2012 SEEP Annual Conference: Using data to inform products and interventions for the poorest

Poverty is complex. Reaching and empowering the poorest is complex. And oftentimes the most successful interventions are those crafted by the poorest themselves. At the 2012 SEEP Annual Conference, during the session entitled “More than Just Measuring Poverty - Using Data to Strengthen Products and Delivery Channels,” Jacobo Menajovsky of Grameen Foundation and Mary Liz Kehler of Fundación Paraguaya presented two client-led data tools that help inform the design and delivery of products and interventions for the poorest.

Jacobo Menajovsky of Grameen Foundation

Case Study: Grameen Foundation and CARD Bank

As part of Grameen Foundation’s Microsavings Initiative, a 3-year project funded by the Bill & Melinda Gates Foundation, Grameen Foundation worked with CARD Bank in the Philippines to better understand characteristics of the bank’s clients and the performance of its savings products. Through this work, Grameen Foundation and CARD Bank outlined a comprehensive and iterative analytics process that leverages the bank’s data and implements targeted, client-centered solutions.

Menajovsky and the team set out to understand the following business questions:

  • What was CARD’s poverty outreach in its savings portfolio?
  • Which other CARD products are clients accessing?
  • Is CARD missing opportunities for cross-selling?

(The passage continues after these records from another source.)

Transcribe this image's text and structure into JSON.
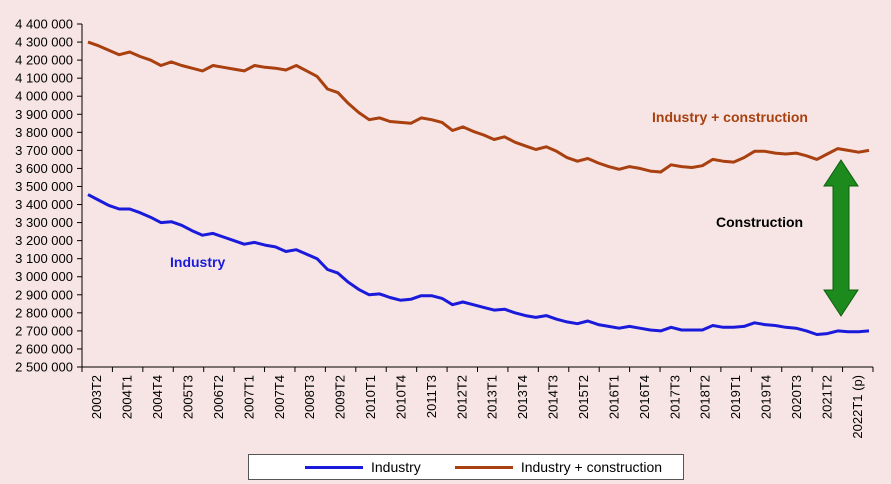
{
  "colors": {
    "industry": "#1a1adb",
    "industry_construction": "#a8400f",
    "arrow": "#1c8a1c",
    "background": "#f7e5e5"
  },
  "annotations": {
    "industry": "Industry",
    "industry_construction": "Industry + construction",
    "construction": "Construction"
  },
  "legend": {
    "industry": "Industry",
    "industry_construction": "Industry + construction"
  },
  "chart_data": {
    "type": "line",
    "title": "",
    "xlabel": "",
    "ylabel": "",
    "ylim": [
      2500000,
      4400000
    ],
    "yticks": [
      4400000,
      4300000,
      4200000,
      4100000,
      4000000,
      3900000,
      3800000,
      3700000,
      3600000,
      3500000,
      3400000,
      3300000,
      3200000,
      3100000,
      3000000,
      2900000,
      2800000,
      2700000,
      2600000,
      2500000
    ],
    "ytick_labels": [
      "4 400 000",
      "4 300 000",
      "4 200 000",
      "4 100 000",
      "4 000 000",
      "3 900 000",
      "3 800 000",
      "3 700 000",
      "3 600 000",
      "3 500 000",
      "3 400 000",
      "3 300 000",
      "3 200 000",
      "3 100 000",
      "3 000 000",
      "2 900 000",
      "2 800 000",
      "2 700 000",
      "2 600 000",
      "2 500 000"
    ],
    "xtick_labels": [
      "2003T2",
      "2004T1",
      "2004T4",
      "2005T3",
      "2006T2",
      "2007T1",
      "2007T4",
      "2008T3",
      "2009T2",
      "2010T1",
      "2010T4",
      "2011T3",
      "2012T2",
      "2013T1",
      "2013T4",
      "2014T3",
      "2015T2",
      "2016T1",
      "2016T4",
      "2017T3",
      "2018T2",
      "2019T1",
      "2019T4",
      "2020T3",
      "2021T2",
      "2022T1 (p)"
    ],
    "grid": false,
    "legend_position": "bottom",
    "series": [
      {
        "name": "Industry",
        "values": [
          3455000,
          3425000,
          3395000,
          3375000,
          3375000,
          3355000,
          3330000,
          3300000,
          3305000,
          3285000,
          3255000,
          3230000,
          3240000,
          3220000,
          3200000,
          3180000,
          3190000,
          3175000,
          3165000,
          3140000,
          3150000,
          3125000,
          3100000,
          3040000,
          3020000,
          2970000,
          2930000,
          2900000,
          2905000,
          2885000,
          2870000,
          2875000,
          2895000,
          2895000,
          2880000,
          2845000,
          2860000,
          2845000,
          2830000,
          2815000,
          2820000,
          2800000,
          2785000,
          2775000,
          2785000,
          2765000,
          2750000,
          2740000,
          2755000,
          2735000,
          2725000,
          2715000,
          2725000,
          2715000,
          2705000,
          2700000,
          2720000,
          2705000,
          2705000,
          2705000,
          2730000,
          2720000,
          2720000,
          2725000,
          2745000,
          2735000,
          2730000,
          2720000,
          2715000,
          2700000,
          2680000,
          2685000,
          2700000,
          2695000,
          2695000,
          2700000
        ]
      },
      {
        "name": "Industry + construction",
        "values": [
          4300000,
          4280000,
          4255000,
          4230000,
          4245000,
          4220000,
          4200000,
          4170000,
          4190000,
          4170000,
          4155000,
          4140000,
          4170000,
          4160000,
          4150000,
          4140000,
          4170000,
          4160000,
          4155000,
          4145000,
          4170000,
          4140000,
          4110000,
          4040000,
          4020000,
          3960000,
          3910000,
          3870000,
          3880000,
          3860000,
          3855000,
          3850000,
          3880000,
          3870000,
          3855000,
          3810000,
          3830000,
          3805000,
          3785000,
          3760000,
          3775000,
          3745000,
          3725000,
          3705000,
          3720000,
          3695000,
          3660000,
          3640000,
          3655000,
          3630000,
          3610000,
          3595000,
          3610000,
          3600000,
          3585000,
          3580000,
          3620000,
          3610000,
          3605000,
          3615000,
          3650000,
          3640000,
          3635000,
          3660000,
          3695000,
          3695000,
          3685000,
          3680000,
          3685000,
          3670000,
          3650000,
          3680000,
          3710000,
          3700000,
          3690000,
          3700000
        ]
      }
    ]
  }
}
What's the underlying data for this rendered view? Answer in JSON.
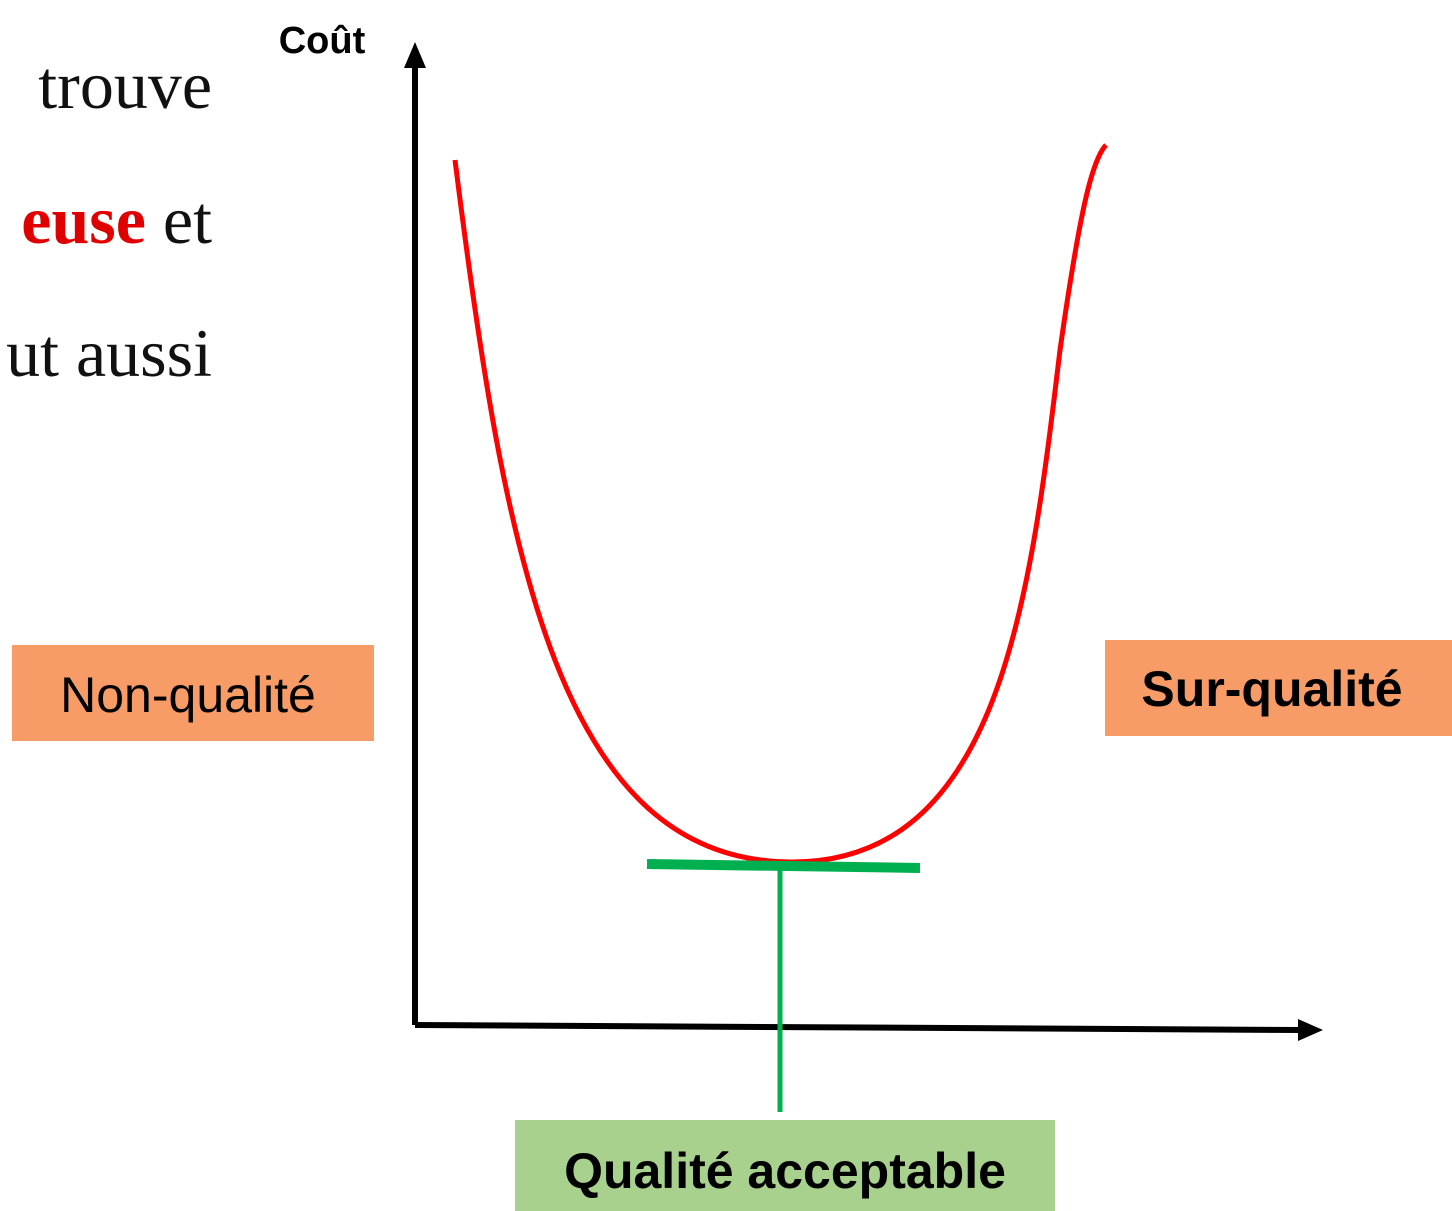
{
  "text_fragment": {
    "lines": [
      [
        {
          "text": "trouve"
        }
      ],
      [
        {
          "text": "euse",
          "emphasis": true
        },
        {
          "text": " et"
        }
      ],
      [
        {
          "text": "ut aussi"
        }
      ]
    ]
  },
  "diagram": {
    "y_axis_label": "Coût",
    "labels": {
      "left": "Non-qualité",
      "right": "Sur-qualité",
      "bottom": "Qualité acceptable"
    }
  }
}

Grameen Foundation worked with CARD to update its information management system. This enabled the CARD management team to leverage data on the Progress Out of Poverty Index (PPI), demographic characteristics, and financial information and segment customer types. Menajovsky stressed the importance of understanding the MFI’s objectives and using a combination of product performance and poverty data. Doing so allowed the team to not only to better predict product successes among different customer groups, but to also to appropriately tailor the design and marketing of savings solutions to meet customer needs, as in the example of piloting Matapat, a new savings product. Initially, CARD management set the opening balance at PHP 1,000 (US $23). In the first four months, there was low uptake of the account. In April 2011, CARD dropped the minimum opening balance to PHP 100 (US $2.30). As a result, account openings increased significantly, including among those making under $2.50/day (a rise of roughly 28-33 percent). Although the opening balances declined, the total number of accounts and cumulative balances offset this decrease. The team effectively used the data to understand the effects of product features and make operational decisions to deepen poverty outreach. To learn more, check out Grameen Foundation’s case study entitled Information as Power: Implementing Data Analytics at CARD Bank.

Case Study: Fundación Paraguaya

Mary Liz Kehler presented another example on how data can help inform project implementation. Fundación Paraguaya developed the innovative “traffic light” approach as a strategy for eliminating poverty. This approach centers on a self-evaluation survey tool, which gives the client a comprehensive means not only to measure but plan how to resolve the poverty-related problems affecting his or her family.

Upon forming a village bank, the village bank advisor administers a self-evaluation survey to each client. This survey consists of 50 questions to capture information on the following poverty indicators:

  • Income and employment
  • Health and environment
  • Housing and infrastructure
  • Education and culture
  • Social organization and civic participation
  • Self-awareness and personal motivation

Clients answer each question by identifying which out of the three photos best describes their situation. Fundación Paraguaya then gives the client a “traffic light” report, depicting aspects in which the family is extremely poor (represented by the color red), poor (yellow), and not poor (green). As Kehler explained, the survey data breaks down poverty into discrete problems that have solutions for the client and the village bank, as a whole. Clients can see and work collaboratively on issues as a whole as well as identify positive outliers.

How does Fundación Paraguaya transform this data into a successful intervention? Village bank advisors use an “integral approach” to analyze the underlying causes of a client’s poverty-related problems. This framework breaks the “why” question into actionable items specific to the client’s situation. Interventions are implemented through the “positive influence” methodology. Advisors empower clients through supporting their motivation and ability to adopt behaviors conducive to overcoming poverty on three different levels—personal, group, and structural. With this comprehensive approach, clients become protagonists in their own individualized poverty elimination program. Since piloting the project involving 10,000 families in 2011, Fundación Paraguaya has enabled 6,400 families and an estimated 32,000 beneficiaries to increase family income above the national poverty line.

The session then gave participants a chance to interact with the tools and internalize the case studies presented. Menajovsky led a group that simulated how to craft targeted interventions through data analysis. Kehler facilitated a scenario where participants used the key tools in the “traffic light” approach.